Chocolate banana overnight oats

**Make the night before to save time in the morning

Serves 1

  • 1/3 cup old fashioned oats
  • 1 tablespoons chia seeds
  • 1 tablespoon hemp hearts
  • ¾ cup unsweetened almond milk
  • 1 teaspoon unsweetened cocoa powder
  • 1 teaspoon maple syrup (optional)
  • 1 tablespoon almond butter
  • ½ banana, sliced

Method:

Mix the oats, chia seeds, hemp hearts, almond milk, and cocoa powder together until well combined.  Place in a sealed or covered container and place in refrigerator overnight.  In the morning, stir in the maple syrup and nut butter and top with banana.  Serve cold and enjoy!

Morning snack (optional)

  • ½ cup grapes

Lunch

Dijon mustard tuna salad

Serves 1

  • 1 can water-packed tuna, drained
  • ½ tablespoon mayonnaise
  • 2 cups romaine lettuce
  • 1 cup cucumbers, tomatoes, and peppers, diced
  • 1 tablespoon extra virgin olive oil
  • ½ tablespoon Dijon mustard
  • ½ lemon, squeezed
  • sea salt and pepper to taste

Method:

Add drained tuna into small bowl and mix with mayonnaise. Add into serving bowl with chopped lettuce and cut vegetables. In a separate small bowl, add olive oil, Dijon mustard, fresh lemon juice, and salt and pepper and whisk together. Drizzle onto salad and mix all together. Enjoy!
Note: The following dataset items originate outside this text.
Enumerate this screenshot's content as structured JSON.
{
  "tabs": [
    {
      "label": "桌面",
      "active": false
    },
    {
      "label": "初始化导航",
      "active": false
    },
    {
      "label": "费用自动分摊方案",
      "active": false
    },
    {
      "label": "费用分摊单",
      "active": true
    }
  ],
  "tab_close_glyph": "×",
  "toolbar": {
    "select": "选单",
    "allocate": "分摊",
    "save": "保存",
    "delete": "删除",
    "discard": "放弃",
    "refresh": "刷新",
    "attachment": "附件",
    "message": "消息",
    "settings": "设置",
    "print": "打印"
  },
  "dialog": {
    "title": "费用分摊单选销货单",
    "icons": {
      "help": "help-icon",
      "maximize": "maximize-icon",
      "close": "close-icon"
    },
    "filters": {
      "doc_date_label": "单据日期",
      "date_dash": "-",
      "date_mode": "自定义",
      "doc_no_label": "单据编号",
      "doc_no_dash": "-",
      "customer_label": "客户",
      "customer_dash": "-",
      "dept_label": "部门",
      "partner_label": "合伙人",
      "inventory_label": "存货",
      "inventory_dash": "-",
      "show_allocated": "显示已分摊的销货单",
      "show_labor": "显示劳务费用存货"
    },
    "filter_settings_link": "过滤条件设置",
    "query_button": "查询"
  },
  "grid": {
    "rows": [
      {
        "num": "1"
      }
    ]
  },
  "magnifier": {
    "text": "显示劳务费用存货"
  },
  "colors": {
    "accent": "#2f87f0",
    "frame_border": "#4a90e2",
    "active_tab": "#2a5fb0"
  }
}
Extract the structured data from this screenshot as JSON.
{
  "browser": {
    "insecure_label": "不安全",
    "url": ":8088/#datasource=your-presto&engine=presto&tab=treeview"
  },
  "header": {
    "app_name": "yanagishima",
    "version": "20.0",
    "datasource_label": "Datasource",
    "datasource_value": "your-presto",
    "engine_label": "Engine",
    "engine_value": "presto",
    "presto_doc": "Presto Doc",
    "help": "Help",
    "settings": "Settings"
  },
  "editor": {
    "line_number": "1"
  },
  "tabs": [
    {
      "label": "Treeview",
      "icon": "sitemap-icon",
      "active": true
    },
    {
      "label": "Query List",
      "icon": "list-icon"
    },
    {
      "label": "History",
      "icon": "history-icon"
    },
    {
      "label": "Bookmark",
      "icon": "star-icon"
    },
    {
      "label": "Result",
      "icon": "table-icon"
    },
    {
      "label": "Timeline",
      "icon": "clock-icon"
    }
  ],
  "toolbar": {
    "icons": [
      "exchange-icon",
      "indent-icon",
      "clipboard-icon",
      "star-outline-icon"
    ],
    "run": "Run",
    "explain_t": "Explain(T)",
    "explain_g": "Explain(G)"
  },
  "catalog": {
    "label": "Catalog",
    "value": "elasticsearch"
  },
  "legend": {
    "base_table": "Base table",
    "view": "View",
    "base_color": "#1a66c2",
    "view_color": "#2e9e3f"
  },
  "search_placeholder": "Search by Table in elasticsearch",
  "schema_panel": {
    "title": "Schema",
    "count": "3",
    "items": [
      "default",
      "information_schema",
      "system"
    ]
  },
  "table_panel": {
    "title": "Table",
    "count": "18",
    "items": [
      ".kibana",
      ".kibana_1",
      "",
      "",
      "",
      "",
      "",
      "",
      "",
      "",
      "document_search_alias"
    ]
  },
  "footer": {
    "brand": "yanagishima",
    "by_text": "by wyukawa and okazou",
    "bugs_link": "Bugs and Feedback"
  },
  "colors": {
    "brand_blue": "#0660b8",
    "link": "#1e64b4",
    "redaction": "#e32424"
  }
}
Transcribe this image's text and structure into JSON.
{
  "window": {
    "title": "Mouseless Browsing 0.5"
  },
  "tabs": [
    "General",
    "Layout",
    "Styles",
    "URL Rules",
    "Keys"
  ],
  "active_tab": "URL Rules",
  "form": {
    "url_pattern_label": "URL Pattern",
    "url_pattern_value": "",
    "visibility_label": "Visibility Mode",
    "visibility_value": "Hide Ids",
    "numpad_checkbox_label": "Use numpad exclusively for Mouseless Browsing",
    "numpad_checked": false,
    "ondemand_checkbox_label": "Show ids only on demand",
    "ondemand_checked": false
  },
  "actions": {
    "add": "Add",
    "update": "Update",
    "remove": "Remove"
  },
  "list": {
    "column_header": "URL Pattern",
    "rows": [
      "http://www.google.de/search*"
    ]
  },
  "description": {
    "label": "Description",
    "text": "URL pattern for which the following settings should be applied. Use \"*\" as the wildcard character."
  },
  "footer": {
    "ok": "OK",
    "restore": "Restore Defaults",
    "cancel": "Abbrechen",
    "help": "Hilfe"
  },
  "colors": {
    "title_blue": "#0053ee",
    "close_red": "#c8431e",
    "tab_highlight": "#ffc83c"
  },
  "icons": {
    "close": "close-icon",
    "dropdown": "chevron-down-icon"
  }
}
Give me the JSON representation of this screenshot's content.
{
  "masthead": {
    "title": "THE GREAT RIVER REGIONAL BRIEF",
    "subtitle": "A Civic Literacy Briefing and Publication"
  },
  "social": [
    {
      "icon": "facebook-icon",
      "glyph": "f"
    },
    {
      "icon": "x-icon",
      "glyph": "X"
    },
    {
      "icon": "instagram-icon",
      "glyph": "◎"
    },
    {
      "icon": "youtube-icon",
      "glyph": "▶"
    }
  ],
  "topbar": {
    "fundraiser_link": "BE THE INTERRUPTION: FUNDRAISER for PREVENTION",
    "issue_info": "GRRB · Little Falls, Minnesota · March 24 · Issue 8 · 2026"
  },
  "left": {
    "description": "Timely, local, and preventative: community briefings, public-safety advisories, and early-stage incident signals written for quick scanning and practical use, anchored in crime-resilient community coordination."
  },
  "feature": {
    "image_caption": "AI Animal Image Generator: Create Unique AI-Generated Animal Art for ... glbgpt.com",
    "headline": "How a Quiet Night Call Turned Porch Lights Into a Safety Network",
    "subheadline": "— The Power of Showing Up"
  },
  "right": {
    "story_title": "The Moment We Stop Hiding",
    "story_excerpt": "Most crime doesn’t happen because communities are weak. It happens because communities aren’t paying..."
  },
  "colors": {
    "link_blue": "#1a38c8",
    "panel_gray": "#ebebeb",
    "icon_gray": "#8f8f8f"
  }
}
Afternoon snack (required)

  • 1 hard-boiled egg with sea salt

Dinner

Lightened turkey Parmesan

Serves 1

  • ¼ cup spelt breadcrumbs
  • 5 oz turkey breast, cut in half
  • ½ cup marinara sauce
  • 1 tablespoon parmesan cheese, shredded
  • 1 cup broccoli florets
  • ½ tablespoon extra virgin olive oil
  • Sea salt, to taste

Method:

Preheat oven to 350 F. Put breadcrumbs onto large plate and coat both sides of each piece of chicken. Add chicken onto lined baking sheet and top with marinara sauce and cheese. On a separate smaller pan, add broccoli and coat with olive oil. Sprinkle with sea salt. Put chicken and broccoli into oven and cook for 20-30 minutes, until chicken is no longer pink and cooked through and broccoli is crispy.

 

Day 5 – Friday

Breakfast

Spinach and feta egg white wrap

Serves 1

  • 4 egg whites
  • 1 teaspoon butter
  • ½ cup baby spinach
  • 1 whole wheat, high fiber wrap
  • 1 tablespoon feta

Method:

Cook egg whites in pan with butter. Once they are cooked halfway through, add spinach to the pan and cook until eggs are finished. Add onto wrap and sprinkle with feta cheese. Wrap and enjoy!

Morning snack (optional)

1 orange + 2 tablespoons of sunflower seeds

Lunch

Full of beans minestrone soup

  • 1 cup of soup (see recipe at end of meal plan)
  • Vegetable sticks on the side (cucumber, peppers, celery)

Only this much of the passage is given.